With nods toward Barot’s poetic predecessors — from Frank O’Hara to John Donne — The Galleons represents an exciting extension and expansion of this virtuosic poet’s work, marrying “reckless” ambition and crafted “composure,” in which we repeatedly find the speaker standing and breathing before the world, “incredible and true.”
Review
“In The Galleons, Rick Barot brings his understated virtuosity and perceptual sensitivity to bear on issues of postcolonialism, representation, memory, and grief. Other poets have engaged with these topics, but what is remarkable here is that Barot dares to enter these arenas with a kind of radical defenselessness — having laid aside the armor of authority, attitude, or agenda. The panoptic scope of these poems shows us beauty and cruelty, love and doubt with a clarity that is both thunderous and crystalline. Barot has a well-deserved reputation as a poet’s poet, and this is his most marvelous work to date.” Monica Youn
Review
“The Galleons is a book of realizations. It’s a very American book, and an important one for our time. The freight of New World goods — its trinkets, totems, bodies — washes up on the shore of the speaker’s mind as he contemplates circumstance, privilege, and sacrifice left in the wake of imperialism. Moreover, these poems actively relinquish the desire to romanticize history, and in this manner the very notion of epiphany is called into question. Poem after poem undertakes the difficult lesson of arriving at the limitations of seeking transcendence through art. The Galleons represents a turning point in Rick Barot’s work, and it’s a frankly amazing experience to chart these waters with him.” Cate Marvin
Review
“In Rick Barot’s masterful book, The Galleons, the past is weighted down — heavily inlaid with riches and masterpieces, all of which are inscribed with someone’s grief. Throughout the collection, the speaker conducts research which is likened to a ritualized mourning, finding the source of someone’s pain turned into someone else’s wealth. The poems achingly coalesce into understandings of art and domination. Ultimately, Barot’s unflinching ability to serve as a conduit for these revelations results in poems that are astoundingly beautiful. The Galleons is significant, the work of a poet at the height of his powers.” Oliver de la Paz
Review
"The Galleons, rich with somber beauty and insight, concludes that the spinning threads in the vortex of history are after all made by ordinary bodies: they engender complex lineages, loves, wars, sorrows, triumphs, and losses." RHINO Poetry
Review
"This ambitious new work by multi-award-winning poet Barot (Chord) presents his family's immigration from the Philippines to America as part of a larger investigation: What is history, and how does it comprise our stories?... The result is a quietly assured unwinding of a key aspect of human history." Library Journal, Top Ten Spring Poetry
Synopsis
Longlisted for the National Book Award for Poetry
Finalist for the Pacific Northwest Book Award
A New York Public Library Best Book of 2020
For almost twenty years, Rick Barot has been writing some of the most stunningly crafted lyric poems in America, paying careful, Rilkean attention to the layered world that surrounds us. In The Galleons, he widens his scope, contextualizing the immigrant journey of his Filipino-American family in the larger history and aftermath of colonialism.

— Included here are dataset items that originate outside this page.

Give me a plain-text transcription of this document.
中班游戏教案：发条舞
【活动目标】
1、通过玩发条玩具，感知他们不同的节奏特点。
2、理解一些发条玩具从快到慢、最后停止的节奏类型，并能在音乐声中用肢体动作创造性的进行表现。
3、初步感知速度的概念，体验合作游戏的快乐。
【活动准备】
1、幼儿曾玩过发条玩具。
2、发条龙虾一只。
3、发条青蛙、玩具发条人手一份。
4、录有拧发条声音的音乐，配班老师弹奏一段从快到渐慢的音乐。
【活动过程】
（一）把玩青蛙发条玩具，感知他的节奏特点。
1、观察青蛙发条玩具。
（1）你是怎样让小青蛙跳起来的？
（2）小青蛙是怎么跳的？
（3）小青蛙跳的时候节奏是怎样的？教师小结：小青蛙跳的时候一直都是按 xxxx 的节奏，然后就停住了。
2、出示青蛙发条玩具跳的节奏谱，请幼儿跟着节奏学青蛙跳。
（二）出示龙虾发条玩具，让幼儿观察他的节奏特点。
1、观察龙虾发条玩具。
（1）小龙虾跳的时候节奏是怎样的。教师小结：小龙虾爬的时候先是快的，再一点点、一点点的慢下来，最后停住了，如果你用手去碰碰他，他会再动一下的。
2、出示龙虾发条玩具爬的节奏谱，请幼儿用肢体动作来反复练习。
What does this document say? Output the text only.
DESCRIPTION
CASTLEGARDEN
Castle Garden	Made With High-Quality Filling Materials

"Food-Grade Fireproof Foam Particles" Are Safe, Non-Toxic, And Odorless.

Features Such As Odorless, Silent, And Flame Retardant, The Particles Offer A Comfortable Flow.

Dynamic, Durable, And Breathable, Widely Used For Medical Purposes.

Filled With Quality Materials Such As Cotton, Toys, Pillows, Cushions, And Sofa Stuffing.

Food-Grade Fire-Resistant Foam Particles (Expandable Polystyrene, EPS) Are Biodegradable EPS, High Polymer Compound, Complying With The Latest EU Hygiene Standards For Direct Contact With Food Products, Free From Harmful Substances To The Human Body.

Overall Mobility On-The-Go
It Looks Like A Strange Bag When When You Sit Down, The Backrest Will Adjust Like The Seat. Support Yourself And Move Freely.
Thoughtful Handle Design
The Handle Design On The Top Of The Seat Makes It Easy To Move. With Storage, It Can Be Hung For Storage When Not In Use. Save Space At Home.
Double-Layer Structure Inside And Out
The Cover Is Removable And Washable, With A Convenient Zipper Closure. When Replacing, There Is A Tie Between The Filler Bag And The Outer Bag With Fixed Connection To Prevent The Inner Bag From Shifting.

These poems are engaged in the work of recovery, making visible what is often intentionally erased: the movement of domestic workers on a weekday morning in Brooklyn; a veteran of the war in Afghanistan, fondly sharing photos of his dog; the departure and destination points of dozens of galleons between 1564 and 1815, these ships evoking both the vast movements of history and the individual journeys of those borne along by their tides. "Her story is a part of something larger, it is a part / of history," Barot writes of his grandmother. "No, her story is an illumination // of history, a matchstick lit in the black seam of time."
With nods toward Barot's poetic predecessors--from Frank O'Hara to John Donne--The Galleons represents an exciting extension and expansion of this virtuosic poet's work, marrying "reckless" ambition and crafted "composure," in which we repeatedly find the speaker standing and breathing before the world, "incredible and true."